When I was younger I spent every weekend I could at my grandparent’s house in Detroit. I had fun getting away and playing with the neighborhood kids. I especially loved visiting with my cousins and doing things that I couldn’t do back at home in Saginaw. I remember when my grandfather used to take my cousins and me to Belle Isle Park in downtown Detroit. Belle Isle was like an entirely different planet; right on the edge of downtown Detroit there was (still is) this huge park surrounded by water. Back in the day there was a casino, a yacht club, a nature walk and zoo, super slide pavilions where people had family reunions and picnics even a museum on the island. All of those things were wonderful but I was really interested in the giant wooden playscape.
On the way to Belle Isle my grandfather would stop at a liquor store and give my cousin and I two dollars each to get some snacks and candy; he’d grab a tall can of Miller High Life. Everything was fantastic on those rides to Belle Isle. The sun would shine through the windows of my Grandaddy’s old Mercury Dynasty. We would ride down Woodward and then onto Jefferson Ave., passing through the shadows of skyscrapers that were full of business people back then. The sounds of smooth jazz v98.7 drifting from the radio, I was usually devouring a watermelon Big Slice lollipop and my cousin munching on Better Made chips; we’d share a bottle of peach Faygo. My grandfather would pull into the diagonal parking spots across in front of the playscape and say, “Alright, go have fun but when the sun starts to go down come and find me.” Then he’d walk down to one of the fishing docks and set up a lawn chair and sip his beer while looking across the Detroit River at Canada.
The playscape was like a wooden paradise for kids; there were all sorts of bridges, tunnels, places to hide and things to climb. It was the early 90’s and kids could play in peace without worrying about people shooting up the play ground or starting too much trouble. That playscape was anything we wanted it to be back then. Most times, we imagined that it was a castle and there was some foreign country trying to take over our kingdom. We ran full speed for hours, laughing and giggling, enjoying the sun on our bare brown arms and kicking up dirt and sand.
A few years ago, someone decided to tear down the wooden playscape and replace it with one of those cookie cutter plastic/rubber red, green, yellow, and blue things. None of the things that made Belle Isle a fun and family friendly place to be are still there. The Super slide stands in an abandoned corner of the park looking like a rusted dinosaur. The new plastic jungle gym is spray painted and unsightly. Kids still play here, but their parents watch them closely and never let them run too far.
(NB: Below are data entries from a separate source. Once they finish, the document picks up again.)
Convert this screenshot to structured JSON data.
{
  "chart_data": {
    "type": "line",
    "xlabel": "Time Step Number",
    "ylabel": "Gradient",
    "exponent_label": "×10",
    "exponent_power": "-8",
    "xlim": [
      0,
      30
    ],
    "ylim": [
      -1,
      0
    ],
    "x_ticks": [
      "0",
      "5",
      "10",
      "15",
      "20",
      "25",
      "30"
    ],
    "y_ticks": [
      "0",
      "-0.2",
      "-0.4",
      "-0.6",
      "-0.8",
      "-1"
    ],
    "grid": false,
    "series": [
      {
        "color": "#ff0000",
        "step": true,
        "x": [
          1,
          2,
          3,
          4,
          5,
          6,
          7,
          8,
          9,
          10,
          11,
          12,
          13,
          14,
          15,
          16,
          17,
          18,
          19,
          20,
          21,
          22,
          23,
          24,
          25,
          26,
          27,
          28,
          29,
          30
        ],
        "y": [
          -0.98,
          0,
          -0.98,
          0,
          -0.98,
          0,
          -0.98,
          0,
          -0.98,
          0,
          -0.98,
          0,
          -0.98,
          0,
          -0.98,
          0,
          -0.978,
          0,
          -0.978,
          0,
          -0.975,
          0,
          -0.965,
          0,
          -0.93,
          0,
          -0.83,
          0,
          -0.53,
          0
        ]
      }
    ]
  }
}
Belle Isle isn’t a safe place anymore. The police patrol it heavily on the weekends, especially when it is sunny outside. You don’t see families there anymore. No grandfathers on the fishing docks. People come to Belle Isle to ride in circles around the island showing off their cars, playing loud music and hanging out the windows. Over-sexed teens parade themselves around, drinking and smoking.
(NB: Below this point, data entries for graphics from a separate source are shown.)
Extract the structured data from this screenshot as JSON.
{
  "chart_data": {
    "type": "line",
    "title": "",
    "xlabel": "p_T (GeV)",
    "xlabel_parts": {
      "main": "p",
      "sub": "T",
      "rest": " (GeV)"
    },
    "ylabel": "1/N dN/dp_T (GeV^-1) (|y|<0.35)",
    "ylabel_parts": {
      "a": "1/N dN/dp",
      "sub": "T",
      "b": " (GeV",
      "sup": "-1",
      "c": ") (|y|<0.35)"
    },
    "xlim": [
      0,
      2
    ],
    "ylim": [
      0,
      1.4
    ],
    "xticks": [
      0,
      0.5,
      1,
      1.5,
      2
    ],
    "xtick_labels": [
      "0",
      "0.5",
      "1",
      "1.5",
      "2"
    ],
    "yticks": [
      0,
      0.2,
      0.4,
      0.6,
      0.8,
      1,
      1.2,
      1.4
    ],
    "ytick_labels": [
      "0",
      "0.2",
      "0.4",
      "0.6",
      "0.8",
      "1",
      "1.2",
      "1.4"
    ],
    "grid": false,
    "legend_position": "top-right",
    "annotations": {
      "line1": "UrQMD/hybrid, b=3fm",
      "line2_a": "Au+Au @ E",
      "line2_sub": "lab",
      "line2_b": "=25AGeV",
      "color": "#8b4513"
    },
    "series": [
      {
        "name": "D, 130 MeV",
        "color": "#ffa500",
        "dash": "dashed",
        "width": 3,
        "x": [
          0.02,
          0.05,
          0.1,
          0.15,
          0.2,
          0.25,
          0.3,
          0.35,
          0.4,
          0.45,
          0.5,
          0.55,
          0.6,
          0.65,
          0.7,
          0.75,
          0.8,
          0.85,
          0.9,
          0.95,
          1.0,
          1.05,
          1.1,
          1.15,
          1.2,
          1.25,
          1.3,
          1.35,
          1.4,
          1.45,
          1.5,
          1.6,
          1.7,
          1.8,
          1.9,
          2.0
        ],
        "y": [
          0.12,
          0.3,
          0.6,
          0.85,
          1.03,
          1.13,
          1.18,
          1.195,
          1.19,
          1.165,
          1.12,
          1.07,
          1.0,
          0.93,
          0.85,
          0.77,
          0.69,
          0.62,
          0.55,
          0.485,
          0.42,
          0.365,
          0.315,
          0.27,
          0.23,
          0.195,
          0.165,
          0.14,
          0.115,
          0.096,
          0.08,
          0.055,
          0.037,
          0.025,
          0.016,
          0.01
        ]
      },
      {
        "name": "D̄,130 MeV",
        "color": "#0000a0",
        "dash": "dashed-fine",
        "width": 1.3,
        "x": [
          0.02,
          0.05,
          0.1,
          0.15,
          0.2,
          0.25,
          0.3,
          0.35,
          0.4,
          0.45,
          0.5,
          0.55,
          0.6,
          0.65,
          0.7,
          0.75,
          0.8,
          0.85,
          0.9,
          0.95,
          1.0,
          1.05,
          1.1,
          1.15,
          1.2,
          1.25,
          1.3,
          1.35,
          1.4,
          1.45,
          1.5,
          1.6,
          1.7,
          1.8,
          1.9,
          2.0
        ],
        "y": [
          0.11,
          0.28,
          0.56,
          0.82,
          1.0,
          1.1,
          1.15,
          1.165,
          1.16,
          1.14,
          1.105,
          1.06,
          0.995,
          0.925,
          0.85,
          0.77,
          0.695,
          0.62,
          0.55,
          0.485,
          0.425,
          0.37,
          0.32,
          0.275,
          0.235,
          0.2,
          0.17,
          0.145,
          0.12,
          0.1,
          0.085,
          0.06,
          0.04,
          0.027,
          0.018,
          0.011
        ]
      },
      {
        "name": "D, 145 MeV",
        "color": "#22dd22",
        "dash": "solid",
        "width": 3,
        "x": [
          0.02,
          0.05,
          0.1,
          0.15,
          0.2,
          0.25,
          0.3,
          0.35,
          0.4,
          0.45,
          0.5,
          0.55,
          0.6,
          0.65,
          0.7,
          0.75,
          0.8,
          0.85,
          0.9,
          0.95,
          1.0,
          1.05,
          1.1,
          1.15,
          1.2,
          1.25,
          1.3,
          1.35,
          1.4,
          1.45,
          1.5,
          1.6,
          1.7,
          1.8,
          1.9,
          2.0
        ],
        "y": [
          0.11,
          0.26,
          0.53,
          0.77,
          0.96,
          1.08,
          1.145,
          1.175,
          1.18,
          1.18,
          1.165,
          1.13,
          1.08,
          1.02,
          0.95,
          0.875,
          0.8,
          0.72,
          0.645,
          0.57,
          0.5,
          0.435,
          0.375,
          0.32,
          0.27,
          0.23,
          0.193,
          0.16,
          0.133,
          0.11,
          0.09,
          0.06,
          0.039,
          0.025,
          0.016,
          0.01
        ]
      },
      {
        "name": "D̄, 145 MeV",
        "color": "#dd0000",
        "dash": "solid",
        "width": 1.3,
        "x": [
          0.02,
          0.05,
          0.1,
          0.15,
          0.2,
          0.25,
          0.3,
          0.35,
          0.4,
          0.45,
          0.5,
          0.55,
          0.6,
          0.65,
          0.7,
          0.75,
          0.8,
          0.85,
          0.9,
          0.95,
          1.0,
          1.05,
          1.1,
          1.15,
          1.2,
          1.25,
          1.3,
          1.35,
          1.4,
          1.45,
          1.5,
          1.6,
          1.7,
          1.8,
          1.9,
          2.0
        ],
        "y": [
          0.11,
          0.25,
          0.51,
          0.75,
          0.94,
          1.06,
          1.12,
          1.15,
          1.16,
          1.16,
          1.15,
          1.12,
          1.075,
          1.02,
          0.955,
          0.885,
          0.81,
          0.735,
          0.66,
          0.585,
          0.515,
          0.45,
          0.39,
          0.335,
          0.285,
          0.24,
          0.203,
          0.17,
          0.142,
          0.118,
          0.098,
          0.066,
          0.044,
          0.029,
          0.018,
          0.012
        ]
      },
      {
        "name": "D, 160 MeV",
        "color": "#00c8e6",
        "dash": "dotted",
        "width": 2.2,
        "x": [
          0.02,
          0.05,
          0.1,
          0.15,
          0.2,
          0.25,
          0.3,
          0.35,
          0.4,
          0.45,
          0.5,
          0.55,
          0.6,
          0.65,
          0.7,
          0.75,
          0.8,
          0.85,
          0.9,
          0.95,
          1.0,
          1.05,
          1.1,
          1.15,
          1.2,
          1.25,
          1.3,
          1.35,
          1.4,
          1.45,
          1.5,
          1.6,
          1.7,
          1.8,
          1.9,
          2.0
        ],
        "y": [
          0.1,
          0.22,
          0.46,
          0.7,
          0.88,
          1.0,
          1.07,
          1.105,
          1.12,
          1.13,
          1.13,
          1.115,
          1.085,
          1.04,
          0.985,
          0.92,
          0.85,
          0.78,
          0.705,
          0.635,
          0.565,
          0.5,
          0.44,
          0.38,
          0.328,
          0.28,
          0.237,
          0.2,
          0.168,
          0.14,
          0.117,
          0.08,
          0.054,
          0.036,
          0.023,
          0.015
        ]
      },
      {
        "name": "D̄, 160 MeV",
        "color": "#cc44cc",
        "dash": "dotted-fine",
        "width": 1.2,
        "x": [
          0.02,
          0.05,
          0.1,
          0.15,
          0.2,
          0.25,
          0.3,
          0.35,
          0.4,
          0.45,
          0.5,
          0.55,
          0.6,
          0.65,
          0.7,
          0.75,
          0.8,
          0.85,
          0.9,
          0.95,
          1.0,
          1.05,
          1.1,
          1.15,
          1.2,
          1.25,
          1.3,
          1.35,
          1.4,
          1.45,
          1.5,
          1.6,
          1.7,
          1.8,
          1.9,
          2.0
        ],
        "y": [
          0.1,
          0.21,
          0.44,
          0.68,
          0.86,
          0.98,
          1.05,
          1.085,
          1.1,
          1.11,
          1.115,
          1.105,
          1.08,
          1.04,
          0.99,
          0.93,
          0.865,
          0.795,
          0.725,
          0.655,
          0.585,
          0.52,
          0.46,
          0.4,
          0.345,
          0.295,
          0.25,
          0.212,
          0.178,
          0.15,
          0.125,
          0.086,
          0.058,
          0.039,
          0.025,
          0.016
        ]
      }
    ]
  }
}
People have changed the wooden playscape that made such unique and interesting memories for lots of kids in Detroit into a manufactured playground. Empty or broken liquor bottles and torn condom rappers are mixed in with the dirty sand that I once sat and played in. There are stories on the news about young girls getting raped and fights breaking out on the basketball court the end up in shoot outs. I’ll admit I’ve been one of those over-sexed teens riding around blasting the latest rap song, drinking and laughing with my friends riding around Belle Isle like it doesn’t have any history. I miss the days where I could walk around with colorful barrettes in my hair and pretend I wasn’t right outside of downtown Detroit.